In short, they rule changes that will be made final tomorrow are of only minor moment, especially when compared to what Becker, Pearce (and previously Liebman) and organized labor really wanted. It appears that Becker and Pearce blinked in the face of Hayes’s threatened resignation and have deleted almost all of the most controversial changes that were proposed in June.
The new rules will:
1. Give the Board’s hearing officer the authority to limit evidence introduced at a representation hearing only to what the officer believes is material to whether a question of representation exists. Issues ancillary to that question, such as those having to do with supervisory status or other questions challenging the eligibility of some employees to vote may not be permitted and certainly will not be allowed to delay the process.
2. Give the hearing officer the authority to deny requests to file a brief on an issue raised at a representation hearing where the officer believes that a brief is not necessary to assist in making a decision on whether a question of representation exists.
3. Delay the review of issues that are excluded by the hearing officer at a representation hearing until the post-election hearing, when, presumably, most would have been rendered moot by the election.
4. Delete from the existing Rules the provision that provides for additional time between a representation hearing and an election to permit petitions to the Board to review decisions by the hearing officer.
5. Permit appeals to the Board from decisions made at a representation hearing only in extraordinary situations where the appeal would otherwise evade review.
6. Give the Board discretion to hear appeals in representation cases, regardless of whether the decision from which the appeal is taken is pre or post-election.

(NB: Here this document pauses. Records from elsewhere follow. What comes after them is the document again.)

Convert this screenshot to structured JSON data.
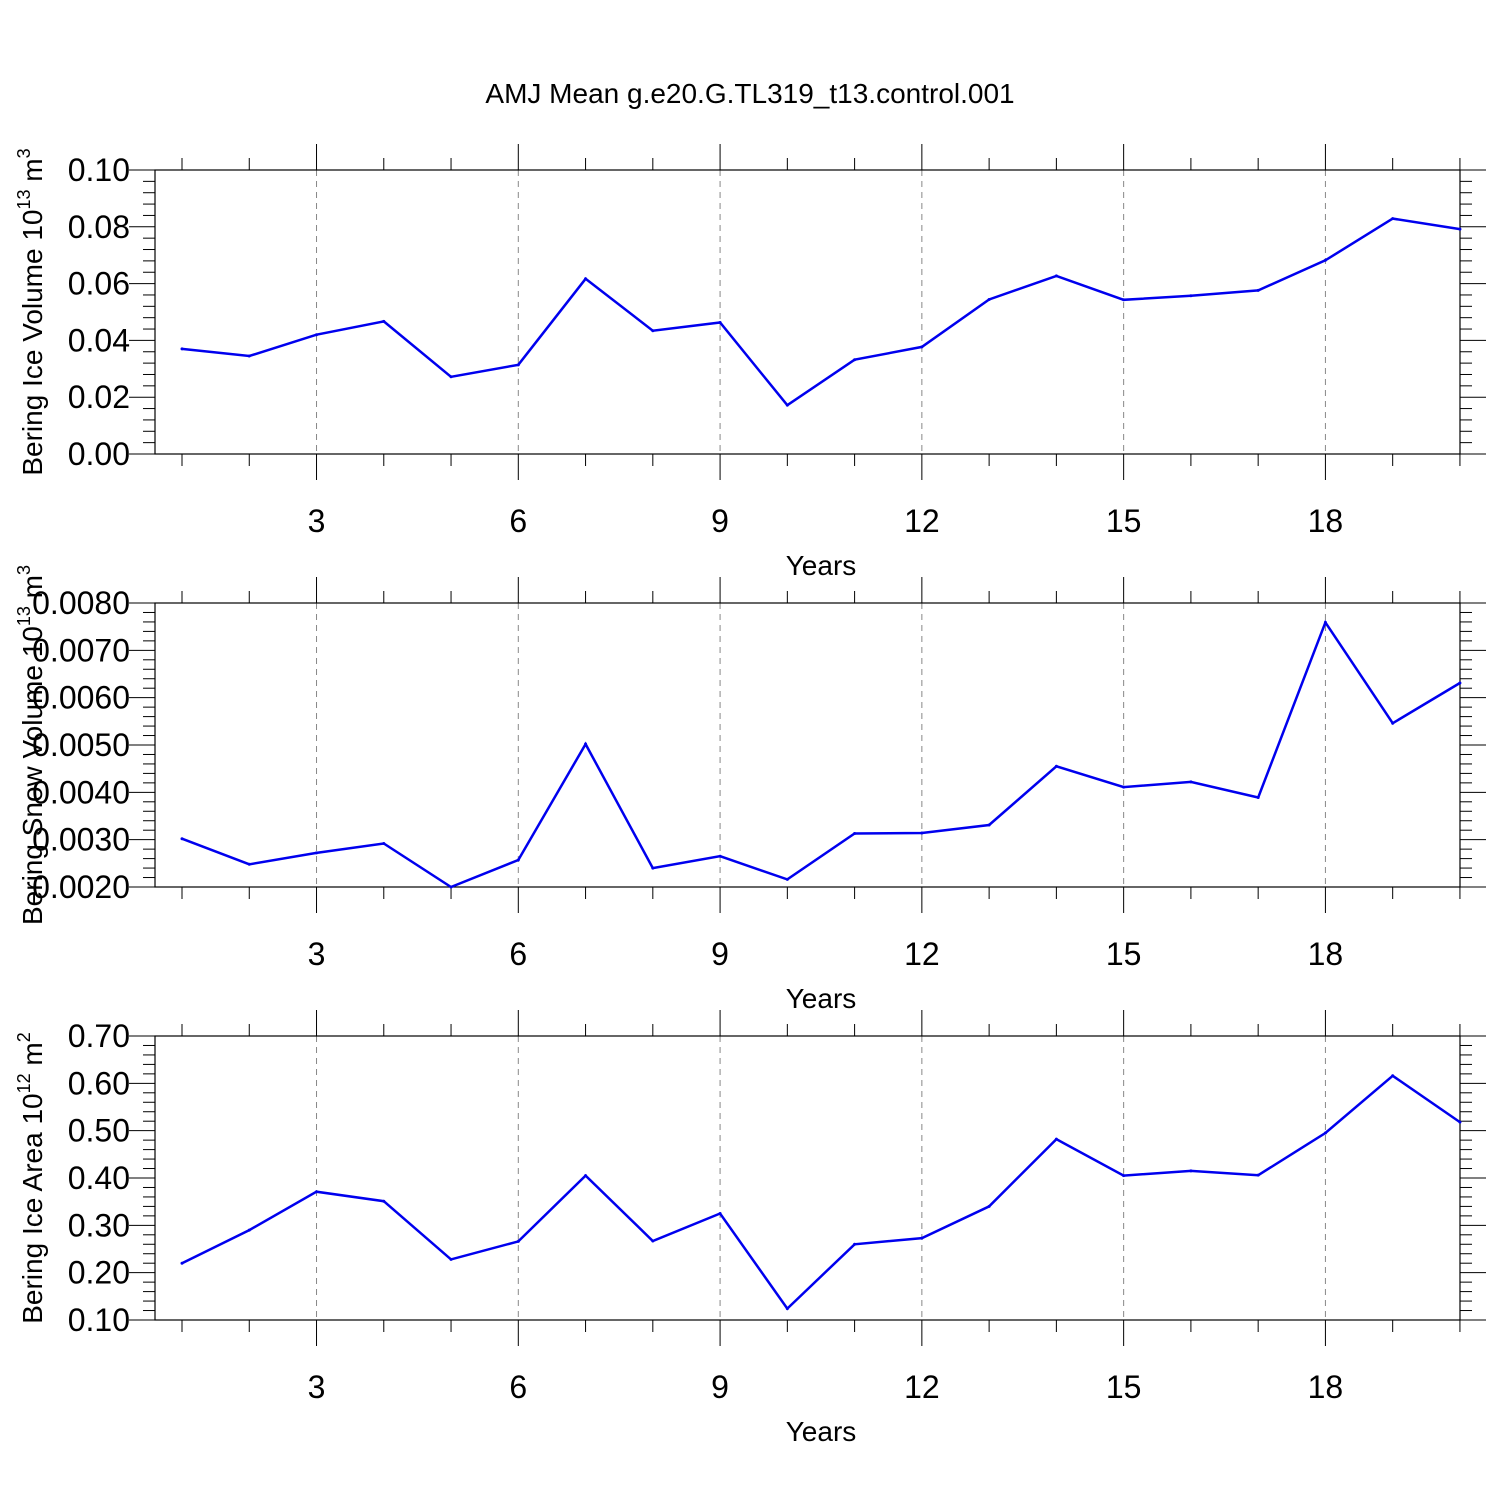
{
  "title": "AMJ Mean g.e20.G.TL319_t13.control.001",
  "chart_data": [
    {
      "type": "line",
      "ylabel": "Bering Ice Volume 10",
      "ylabel_sup": "13",
      "ylabel_unit": " m",
      "ylabel_unit_sup": "3",
      "xlabel": "Years",
      "xlim": [
        1,
        20
      ],
      "ylim": [
        0.0,
        0.1
      ],
      "y_ticks": [
        0.0,
        0.02,
        0.04,
        0.06,
        0.08,
        0.1
      ],
      "y_tick_labels": [
        "0.00",
        "0.02",
        "0.04",
        "0.06",
        "0.08",
        "0.10"
      ],
      "x_ticks": [
        3,
        6,
        9,
        12,
        15,
        18
      ],
      "x_tick_labels": [
        "3",
        "6",
        "9",
        "12",
        "15",
        "18"
      ],
      "grid": "vertical dashed at major x ticks",
      "series": [
        {
          "color": "#0000ee",
          "x": [
            1,
            2,
            3,
            4,
            5,
            6,
            7,
            8,
            9,
            10,
            11,
            12,
            13,
            14,
            15,
            16,
            17,
            18,
            19,
            20
          ],
          "values": [
            0.037,
            0.0345,
            0.042,
            0.0467,
            0.0272,
            0.0314,
            0.0617,
            0.0434,
            0.0463,
            0.0172,
            0.0332,
            0.0377,
            0.0544,
            0.0627,
            0.0543,
            0.0557,
            0.0576,
            0.0682,
            0.0829,
            0.0792
          ]
        }
      ]
    },
    {
      "type": "line",
      "ylabel": "Bering Snow Volume 10",
      "ylabel_sup": "13",
      "ylabel_unit": " m",
      "ylabel_unit_sup": "3",
      "xlabel": "Years",
      "xlim": [
        1,
        20
      ],
      "ylim": [
        0.002,
        0.008
      ],
      "y_ticks": [
        0.002,
        0.003,
        0.004,
        0.005,
        0.006,
        0.007,
        0.008
      ],
      "y_tick_labels": [
        "0.0020",
        "0.0030",
        "0.0040",
        "0.0050",
        "0.0060",
        "0.0070",
        "0.0080"
      ],
      "x_ticks": [
        3,
        6,
        9,
        12,
        15,
        18
      ],
      "x_tick_labels": [
        "3",
        "6",
        "9",
        "12",
        "15",
        "18"
      ],
      "grid": "vertical dashed at major x ticks",
      "series": [
        {
          "color": "#0000ee",
          "x": [
            1,
            2,
            3,
            4,
            5,
            6,
            7,
            8,
            9,
            10,
            11,
            12,
            13,
            14,
            15,
            16,
            17,
            18,
            19,
            20
          ],
          "values": [
            0.00302,
            0.00248,
            0.00272,
            0.00292,
            0.002,
            0.00257,
            0.00502,
            0.0024,
            0.00265,
            0.00216,
            0.00313,
            0.00314,
            0.00331,
            0.00455,
            0.00411,
            0.00422,
            0.00389,
            0.00759,
            0.00546,
            0.00631
          ]
        }
      ]
    },
    {
      "type": "line",
      "ylabel": "Bering Ice Area 10",
      "ylabel_sup": "12",
      "ylabel_unit": " m",
      "ylabel_unit_sup": "2",
      "xlabel": "Years",
      "xlim": [
        1,
        20
      ],
      "ylim": [
        0.1,
        0.7
      ],
      "y_ticks": [
        0.1,
        0.2,
        0.3,
        0.4,
        0.5,
        0.6,
        0.7
      ],
      "y_tick_labels": [
        "0.10",
        "0.20",
        "0.30",
        "0.40",
        "0.50",
        "0.60",
        "0.70"
      ],
      "x_ticks": [
        3,
        6,
        9,
        12,
        15,
        18
      ],
      "x_tick_labels": [
        "3",
        "6",
        "9",
        "12",
        "15",
        "18"
      ],
      "grid": "vertical dashed at major x ticks",
      "series": [
        {
          "color": "#0000ee",
          "x": [
            1,
            2,
            3,
            4,
            5,
            6,
            7,
            8,
            9,
            10,
            11,
            12,
            13,
            14,
            15,
            16,
            17,
            18,
            19,
            20
          ],
          "values": [
            0.22,
            0.29,
            0.371,
            0.351,
            0.228,
            0.266,
            0.405,
            0.267,
            0.325,
            0.124,
            0.26,
            0.273,
            0.34,
            0.482,
            0.405,
            0.415,
            0.406,
            0.495,
            0.616,
            0.518
          ]
        }
      ]
    }
  ]
}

Not included in the rule changes to be finalized tomorrow (November 30) are the most controversial changes proposed on June 22:
· Electronic filing of petitions
· Requirement that representation hearings must be held within 7 days from the date of the notice of the hearing
· Requirement of a position statement at the outset of a hearing
· Preclusion of issues for trial post-election that were not included in the position statement filed at the representation hearing
· Inclusion of email addresses and phone numbers on voter lists
· Reduction in time for providing the voter list to the union from the current 7 work days to 2 work days
Chairman Pearce emphasized in his press release today, however, that the additional changes are still on the table and “remain under consideration by the Board for possible future action.” Stay tuned.
While the Board can be criticized for making decisions that do not reflect the real world, this much we now know – they have learned the definition of “hard bargaining,” thanks to Brian Hayes.
Even though the threat of the Board using its rule-making authority to tilt the field favorably in the direction of organized labor apparently has subsided for the time-being, we should be keeping a wary eye on Lafe Solomon, the General Counsel, and other actions the Board may take that do not rise to the level of formal rulemaking. For example, the current guideline for Regional directors that elections must be held within 42 days from the date of a petition, absence extraordinary circumstances, is not part of any formal rule. It is a guideline that can be changed without a lengthy hearing or comment process.
Because of the continuing threat that the Board, either through its members or General Counsel, will take some action that will prejudice the ability of employers to combat union organizing, employers who wish to remain union-free should be doing those things now that are designed to neutralize and combat any appeal that a union may have to its employees.